NFL: Not Over Yet
The big game may be over, but things are just starting to heat up for the National Football League. Recently, the issue of head trauma within the game and their long-term repercussions has been front and center in and out of the sporting world.
A federal judge has agreed to hear oral arguments requesting to throw out the lawsuits of thousands of former NFL players who suffered concussions on the field. The hearing is scheduled for April 9.
Currently, more than 3,500 players in more than 100 different suits have been brought against the NFL. The underlying question of whether or not the league was aware of the risks posed by head injuries.
We found this timeline from The Atlantic a compelling read, which gives specific examples of the NFL’s knowledge of (or disregard of) the severity of head injuries. Here are a few points we found particularly interesting:
1994 – The NFL establishes the Mild Traumatic Brain Injury committee. Rheumatologist Elliot Pellman is installed as its chair. “Concussions are part of the profession, an occupational risk,” rheumatologist Pellman tells Sports Illustrated. He says that a football player is “like a steelworker who goes up 100 stories, or a soldier.”
1997 – The American Academy of Neurology establishes guidelines for concussed athletes returning to play. The guidelines recommend holding athletes who suffer a Grade 3 concussion (loss of consciousness) be taken “withheld from play until asymptomatic for 1 week at rest and with exertion.”
2000 – The NFL rejects these guidelines. ”We don’t know whether being knocked out briefly is any more dangerous than having amnesia and not being knocked out,” says neurologist Mark R. Lovell. ”We see people all the time that get knocked out briefly and have no symptoms,” he added. ”Others get elbowed, go back to the bench and say, ‘Where am I?’ ”
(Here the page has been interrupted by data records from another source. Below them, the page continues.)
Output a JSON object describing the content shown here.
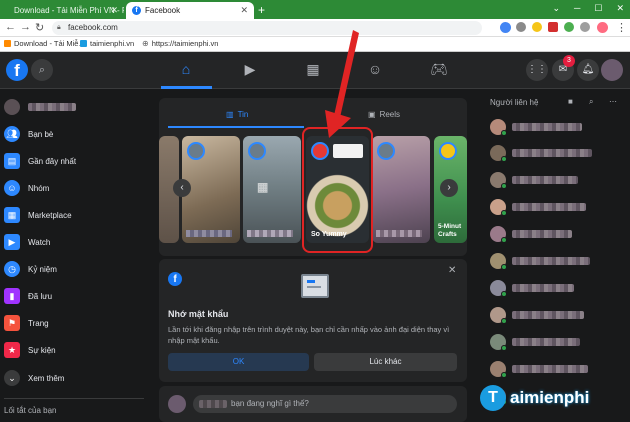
{
  "browser": {
    "tabs": [
      {
        "label": "Download - Tải Miễn Phí VN - P…",
        "active": false
      },
      {
        "label": "Facebook",
        "active": true
      }
    ],
    "new_tab": "+",
    "url": "facebook.com",
    "bookmarks": [
      "Download - Tải Miễ…",
      "taimienphi.vn",
      "https://taimienphi.vn"
    ]
  },
  "header": {
    "logo": "f",
    "nav_icons": [
      "home-icon",
      "watch-icon",
      "marketplace-icon",
      "groups-icon",
      "gaming-icon"
    ],
    "messenger_badge": "3"
  },
  "sidebar": {
    "items": [
      {
        "label": "Bạn bè",
        "icon": "friends-icon",
        "color": "#2d88ff"
      },
      {
        "label": "Gần đây nhất",
        "icon": "recent-icon",
        "color": "#2d88ff"
      },
      {
        "label": "Nhóm",
        "icon": "groups-icon",
        "color": "#2d88ff"
      },
      {
        "label": "Marketplace",
        "icon": "marketplace-icon",
        "color": "#2d88ff"
      },
      {
        "label": "Watch",
        "icon": "watch-icon",
        "color": "#2d88ff"
      },
      {
        "label": "Kỷ niệm",
        "icon": "memories-icon",
        "color": "#2d88ff"
      },
      {
        "label": "Đã lưu",
        "icon": "saved-icon",
        "color": "#a033ff"
      },
      {
        "label": "Trang",
        "icon": "pages-icon",
        "color": "#f5533d"
      },
      {
        "label": "Sự kiện",
        "icon": "events-icon",
        "color": "#f02849"
      },
      {
        "label": "Xem thêm",
        "icon": "chevron-down-icon",
        "color": "#3a3b3c"
      }
    ],
    "shortcuts_title": "Lối tắt của bạn"
  },
  "stories": {
    "tabs": [
      {
        "label": "Tin",
        "active": true
      },
      {
        "label": "Reels",
        "active": false
      }
    ],
    "highlighted_label": "So Yummy",
    "last_label": "5-Minut Crafts"
  },
  "password_prompt": {
    "title": "Nhớ mật khẩu",
    "description": "Lần tới khi đăng nhập trên trình duyệt này, bạn chỉ cần nhấp vào ảnh đại diện thay vì nhập mật khẩu.",
    "ok": "OK",
    "later": "Lúc khác"
  },
  "composer": {
    "placeholder": "bạn đang nghĩ gì thế?"
  },
  "contacts": {
    "title": "Người liên hệ"
  },
  "watermark": {
    "text": "aimienphi",
    "logo_letter": "T"
  }
}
2005 – In June, former Pittsburgh Steelers guard Terry Long commits suicide by drinking antifreeze. Neuropathologist Bennet Omalu later examines Long’s brain and concludes he suffered from Chronic Traumatic Encephalopathy.
2009 – NFL spokesman Greg Aiello acknowledges, “It’s quite obvious from the medical research that’s been done that concussions can lead to long-term problems,”
2009 – The NFL begins to put up posters in locker rooms that state, in part, “Concussions and conditions resulting from repeated brain injury can change your life and your family’s life forever.”
2010 – In a display of seriousness over player safety, Steelers linebacker James Harrison is fined $75,000 for his hit on Browns receiver Mohamed Massaquoi in an October game. Somewhat undercutting this display, the NFL sells pictures of the hit on its website.
We’re interested to see how this continues to play out. What are your feelings on the NFL’s responsibility/negligence?